Portée juridique limitée, mais symbolique forte
Juridiquement, cette loi n’a pas d’effet extraterritorial : elle ne peut contraindre la France, comme l’a rappelé l’historien Hosni Kitouni. Paris, par la voix de son ministère des Affaires étrangères, s’est abstenu de tout commentaire officiel. Néanmoins, elle constitue une réponse ferme aux discours français – notamment d’extrême droite – glorifiant parfois l’« œuvre civilisatrice » de la colonisation.
Conséquences potentielles pour la communauté algérienne en France
Cette loi, bien que strictement interne à l’Algérie, pourrait avoir des répercussions indirectes sur la diaspora algérienne en France, forte de plusieurs millions de personnes (citoyens algériens, binationaux et descendants).
- Renforcement de l’identité mémorielle : Elle pourrait galvaniser un sentiment de fierté et de justice historique au sein de la communauté, favorisant des débats plus vifs sur la mémoire coloniale et renforçant les associations engagées sur ces questions.

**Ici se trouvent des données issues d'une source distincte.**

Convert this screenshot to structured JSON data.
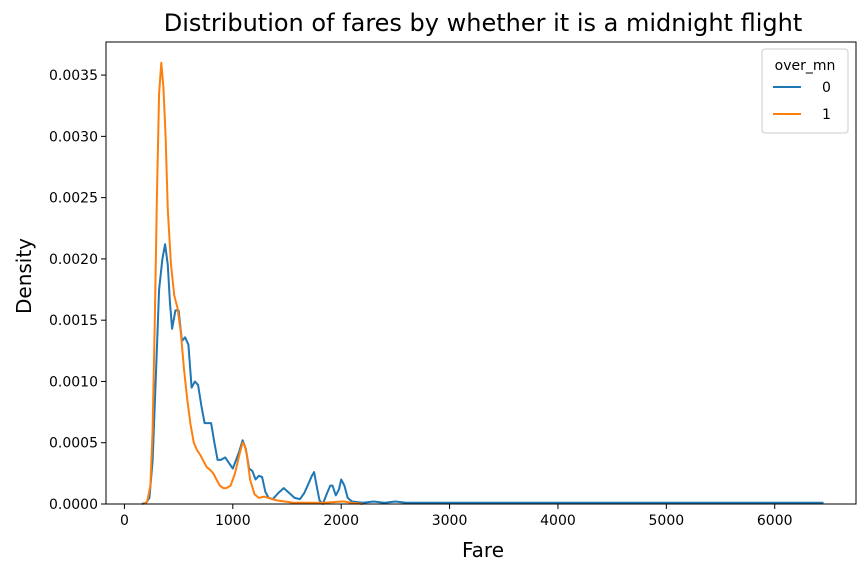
{
  "chart_data": {
    "type": "line",
    "title": "Distribution of fares by whether it is a midnight flight",
    "xlabel": "Fare",
    "ylabel": "Density",
    "xlim": [
      -170,
      6750
    ],
    "ylim": [
      0,
      0.00377
    ],
    "x_ticks": [
      0,
      1000,
      2000,
      3000,
      4000,
      5000,
      6000
    ],
    "x_tick_labels": [
      "0",
      "1000",
      "2000",
      "3000",
      "4000",
      "5000",
      "6000"
    ],
    "y_ticks": [
      0,
      0.0005,
      0.001,
      0.0015,
      0.002,
      0.0025,
      0.003,
      0.0035
    ],
    "y_tick_labels": [
      "0.0000",
      "0.0005",
      "0.0010",
      "0.0015",
      "0.0020",
      "0.0025",
      "0.0030",
      "0.0035"
    ],
    "grid": false,
    "legend": {
      "title": "over_mn",
      "position": "top-right"
    },
    "series": [
      {
        "name": "0",
        "color": "#1f77b4",
        "points": [
          [
            160,
            0.0
          ],
          [
            200,
            1e-05
          ],
          [
            230,
            5e-05
          ],
          [
            260,
            0.00035
          ],
          [
            290,
            0.00105
          ],
          [
            320,
            0.00175
          ],
          [
            350,
            0.002
          ],
          [
            375,
            0.00212
          ],
          [
            400,
            0.00195
          ],
          [
            420,
            0.00165
          ],
          [
            440,
            0.00143
          ],
          [
            470,
            0.00158
          ],
          [
            500,
            0.00158
          ],
          [
            530,
            0.00133
          ],
          [
            560,
            0.00136
          ],
          [
            590,
            0.0013
          ],
          [
            620,
            0.00095
          ],
          [
            650,
            0.001
          ],
          [
            680,
            0.00097
          ],
          [
            710,
            0.0008
          ],
          [
            740,
            0.00066
          ],
          [
            770,
            0.00066
          ],
          [
            800,
            0.00066
          ],
          [
            830,
            0.0005
          ],
          [
            860,
            0.00036
          ],
          [
            890,
            0.00036
          ],
          [
            930,
            0.00038
          ],
          [
            960,
            0.00034
          ],
          [
            1000,
            0.00029
          ],
          [
            1030,
            0.00036
          ],
          [
            1060,
            0.00043
          ],
          [
            1090,
            0.00052
          ],
          [
            1120,
            0.00045
          ],
          [
            1150,
            0.00029
          ],
          [
            1180,
            0.00027
          ],
          [
            1210,
            0.0002
          ],
          [
            1240,
            0.00023
          ],
          [
            1270,
            0.00022
          ],
          [
            1300,
            0.0001
          ],
          [
            1330,
            5e-05
          ],
          [
            1370,
            4e-05
          ],
          [
            1420,
            9e-05
          ],
          [
            1470,
            0.00013
          ],
          [
            1520,
            9e-05
          ],
          [
            1570,
            5e-05
          ],
          [
            1620,
            4e-05
          ],
          [
            1660,
            9e-05
          ],
          [
            1700,
            0.00017
          ],
          [
            1730,
            0.00023
          ],
          [
            1750,
            0.00026
          ],
          [
            1780,
            0.00012
          ],
          [
            1800,
            3e-05
          ],
          [
            1830,
            0.0
          ],
          [
            1870,
            9e-05
          ],
          [
            1900,
            0.00015
          ],
          [
            1920,
            0.00015
          ],
          [
            1950,
            7e-05
          ],
          [
            1980,
            0.00012
          ],
          [
            2000,
            0.0002
          ],
          [
            2030,
            0.00015
          ],
          [
            2060,
            5e-05
          ],
          [
            2100,
            2e-05
          ],
          [
            2200,
            1e-05
          ],
          [
            2300,
            2e-05
          ],
          [
            2400,
            1e-05
          ],
          [
            2500,
            2e-05
          ],
          [
            2600,
            1e-05
          ],
          [
            2700,
            1e-05
          ],
          [
            2800,
            1e-05
          ],
          [
            3000,
            1e-05
          ],
          [
            3300,
            1e-05
          ],
          [
            3500,
            1e-05
          ],
          [
            4000,
            1e-05
          ],
          [
            4300,
            1e-05
          ],
          [
            5000,
            1e-05
          ],
          [
            5500,
            1e-05
          ],
          [
            6000,
            1e-05
          ],
          [
            6450,
            1e-05
          ]
        ]
      },
      {
        "name": "1",
        "color": "#ff7f0e",
        "points": [
          [
            180,
            0.0
          ],
          [
            210,
            2e-05
          ],
          [
            240,
            0.00015
          ],
          [
            260,
            0.0006
          ],
          [
            280,
            0.0015
          ],
          [
            300,
            0.0025
          ],
          [
            320,
            0.00335
          ],
          [
            340,
            0.0036
          ],
          [
            360,
            0.0034
          ],
          [
            380,
            0.003
          ],
          [
            400,
            0.0024
          ],
          [
            430,
            0.00195
          ],
          [
            460,
            0.0017
          ],
          [
            490,
            0.0016
          ],
          [
            520,
            0.0014
          ],
          [
            550,
            0.0011
          ],
          [
            580,
            0.00085
          ],
          [
            610,
            0.00065
          ],
          [
            640,
            0.0005
          ],
          [
            670,
            0.00044
          ],
          [
            700,
            0.0004
          ],
          [
            730,
            0.00035
          ],
          [
            760,
            0.0003
          ],
          [
            790,
            0.00028
          ],
          [
            820,
            0.00025
          ],
          [
            850,
            0.0002
          ],
          [
            880,
            0.00015
          ],
          [
            910,
            0.00013
          ],
          [
            940,
            0.00013
          ],
          [
            980,
            0.00015
          ],
          [
            1020,
            0.00025
          ],
          [
            1060,
            0.0004
          ],
          [
            1090,
            0.0005
          ],
          [
            1110,
            0.00048
          ],
          [
            1130,
            0.0004
          ],
          [
            1160,
            0.0002
          ],
          [
            1200,
            8e-05
          ],
          [
            1240,
            5e-05
          ],
          [
            1290,
            6e-05
          ],
          [
            1330,
            5e-05
          ],
          [
            1400,
            3e-05
          ],
          [
            1480,
            2e-05
          ],
          [
            1560,
            1e-05
          ],
          [
            1650,
            1e-05
          ],
          [
            1750,
            1e-05
          ],
          [
            1850,
            1e-05
          ],
          [
            2000,
            2e-05
          ],
          [
            2030,
            2e-05
          ],
          [
            2100,
            1e-05
          ],
          [
            2200,
            0.0
          ]
        ]
      }
    ]
  }
}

- Risque de polarisation : En criminalisant l’apologie du colonialisme et la « trahison » (visant les harkis), elle pourrait raviver des divisions internes, notamment entre familles issues de la résistance et celles liées aux anciens auxiliaires français. Des tensions communautaires, déjà sensibles, pourraient s’accentuer.
- Impact diplomatique indirect : Dans un contexte de crise bilatérale (Sahara occidental, affaires consulaires), cette loi risque d’alimenter un climat de suspicion. Elle pourrait compliquer les relations communautaires en France, où certains discours politiques associent immigration algérienne et questions mémorielles, potentiellement augmentant les stigmatisations ou les crispations identitaires.

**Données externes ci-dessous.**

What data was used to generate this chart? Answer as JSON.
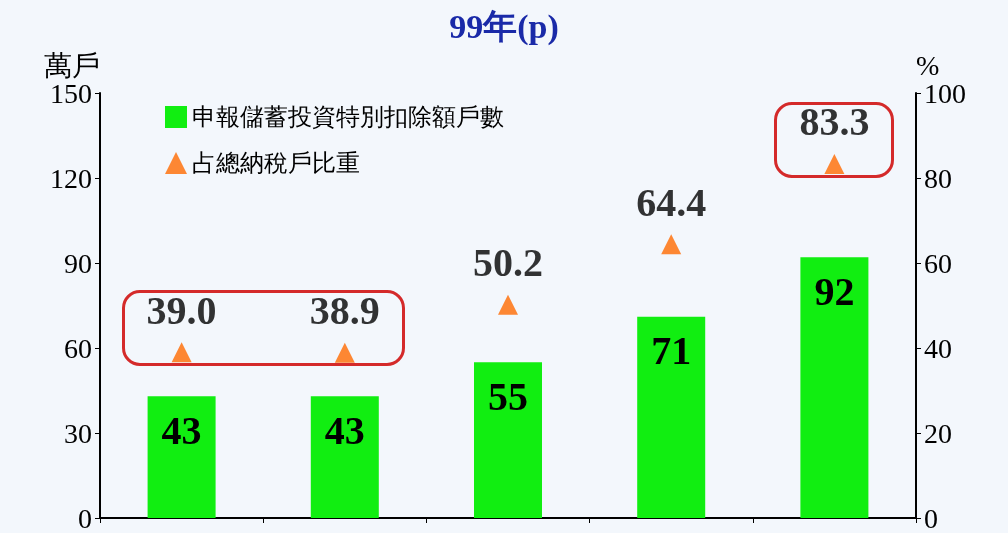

- Effet sur les binationaux et intellectuels : Le texte vise nommément des figures comme Boualem Sansal ou Kamel Daoud ou Farhat Mhenni, accusés en Algérie de positions pro-françaises. Pour les membres de la diaspora exprimant des vues nuancées sur l’histoire, cela pourrait créer un sentiment de pression morale, voire de surveillance depuis Alger.
En conclusion, cette loi marque une étape majeure dans la construction de la mémoire nationale algérienne, mais elle souligne aussi la persistance d’un contentieux historique profond, dont les échos résonnent jusqu’en France au sein de sa importante communauté d’origine algérienne.